25. Il résulte de ce qui précède, sans qu’il soit besoin d’examiner les autres moyens soulevés à l’encontre de cette décision, que M. B est fondé à demander l’annulation de l’arrêté du 24 janvier 2025 du préfet du Nord.
Sur les conclusions à fin d’injonction :
26. Le présent jugement n’implique aucune mesure d’exécution.
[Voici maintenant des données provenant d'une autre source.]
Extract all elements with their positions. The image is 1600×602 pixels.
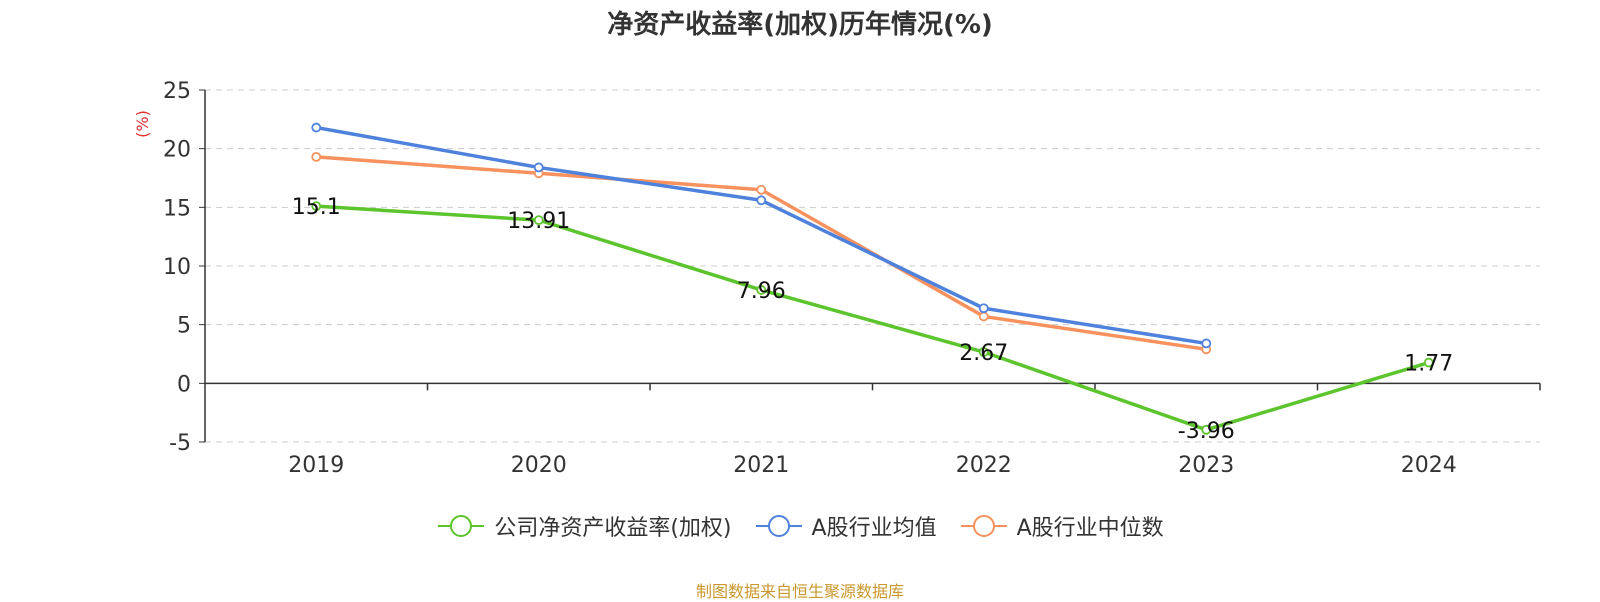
legend-swatch: [960, 515, 1007, 537]
data-point: [978, 303, 989, 314]
legend-label: 公司净资产收益率(加权): [494, 516, 732, 541]
series-line: [315, 125, 1207, 346]
data-point: [533, 162, 544, 173]
data-point: [756, 285, 767, 295]
data-label: 15.1: [292, 195, 341, 220]
y-tick-label: 0: [177, 372, 191, 397]
data-label: -3.96: [1178, 419, 1235, 444]
data-label: 7.96: [737, 279, 786, 304]
y-tick-label: 15: [163, 196, 191, 221]
data-label: 1.77: [1404, 352, 1453, 377]
legend-item[interactable]: A股行业中位数: [959, 510, 1164, 542]
y-tick-label: 5: [177, 314, 191, 339]
y-tick-label: 10: [163, 255, 191, 280]
data-point: [1201, 338, 1212, 349]
data-point: [756, 195, 767, 206]
legend-swatch: [438, 515, 485, 537]
data-point: [533, 215, 544, 226]
legend-swatch-marker: [450, 515, 473, 537]
y-tick-label: 20: [163, 138, 191, 163]
line-chart: 25 20 15 10 5 0 -5 2019 2020 2021 2022 2023 2024 (%) 1…: [133, 79, 1541, 478]
data-point: [311, 122, 322, 133]
legend-swatch-marker: [767, 515, 790, 537]
x-tick-label: 2021: [733, 453, 789, 478]
x-tick-label: 2023: [1178, 453, 1234, 478]
legend-item[interactable]: A股行业均值: [754, 510, 937, 542]
data-point: [1201, 424, 1212, 435]
data-label: 2.67: [959, 341, 1008, 366]
y-tick-label: 25: [163, 79, 191, 104]
legend-swatch-marker: [972, 515, 995, 537]
data-label: 13.91: [507, 209, 570, 234]
data-point: [756, 184, 767, 195]
x-tick-label: 2022: [956, 453, 1012, 478]
data-point: [978, 311, 989, 322]
x-tick-label: 2019: [288, 453, 344, 478]
data-point: [311, 201, 322, 212]
legend-item[interactable]: 公司净资产收益率(加权): [436, 510, 732, 542]
data-point: [311, 151, 322, 162]
legend-label: A股行业均值: [811, 516, 937, 541]
series-line: [316, 204, 1430, 432]
source-note: 制图数据来自恒生聚源数据库: [695, 582, 904, 601]
legend-swatch: [755, 515, 802, 537]
data-point: [978, 347, 989, 357]
x-tick-label: 2020: [511, 453, 567, 478]
chart-title: 净资产收益率(加权)历年情况(%): [607, 10, 993, 40]
data-point: [1423, 357, 1434, 368]
chart-legend: 公司净资产收益率(加权) A股行业均值 A股行业中位数: [0, 510, 1600, 542]
x-tick-label: 2024: [1401, 453, 1457, 478]
y-axis-label: (%): [133, 110, 152, 138]
y-tick-label: -5: [169, 431, 191, 456]
legend-label: A股行业中位数: [1016, 516, 1164, 541]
Par suite, les conclusions à fin d’injonction présentées par M. B doivent être rejetées.
Sur les frais liés au litige :
27. Dans les circonstances de l’espèce, il n’y a pas lieu de faire application des dispositions des articles L. 761-1 du code de justice administrative et 37 de la loi du 10 juillet 1991.
D E C I D E :
Article 1er : M. B est admis au bénéfice de l’aide juridictionnelle totale à titre provisoire.
Article 2 : Les conclusions de la requête tendant à l’annulation de la décision du 17 avril 2024 par laquelle le préfet du Nord a refusé de délivrer à M. B un certificat de résidence algérien ainsi que les conclusions tendant à enjoindre au préfet du Nord de lui délivrer un certificat de résidence algérien dans un délai de quinze jours à compter de la notification du jugement à intervenir, sous astreinte de 150 euros par jour de retard ou, à défaut, de procéder à un nouvel examen de sa situation dans un délai de quinze jours à compter de la notification du jugement à intervenir, sous astreinte de 150 euros par jour de retard sont renvoyées à une formation collégiale du présent tribunal.
Article 3 : L’arrêté du 24 janvier 2025 par lequel le préfet du Nord a assigné M. B à résidence pour une durée de quarante-cinq jours est annulé.
Article 4 : Le surplus des conclusions de la requête de M. B est rejeté.
Article 5 : Le présent jugement sera notifié à M. D B, à Me Cardon et au préfet du Nord.
Rendu public par mise à disposition au greffe le 2 avril 2025.
Le magistrat désigné,
Signé :
M. Lemée
La greffière,
Signé :
O. Monget
La République mande et ordonne au préfet du Nord en ce qui le concerne ou à tous commissaires de justice à ce requis en ce qui concerne les voies de droit commun, contre les parties privées, de pourvoir à l’exécution de la présente décision.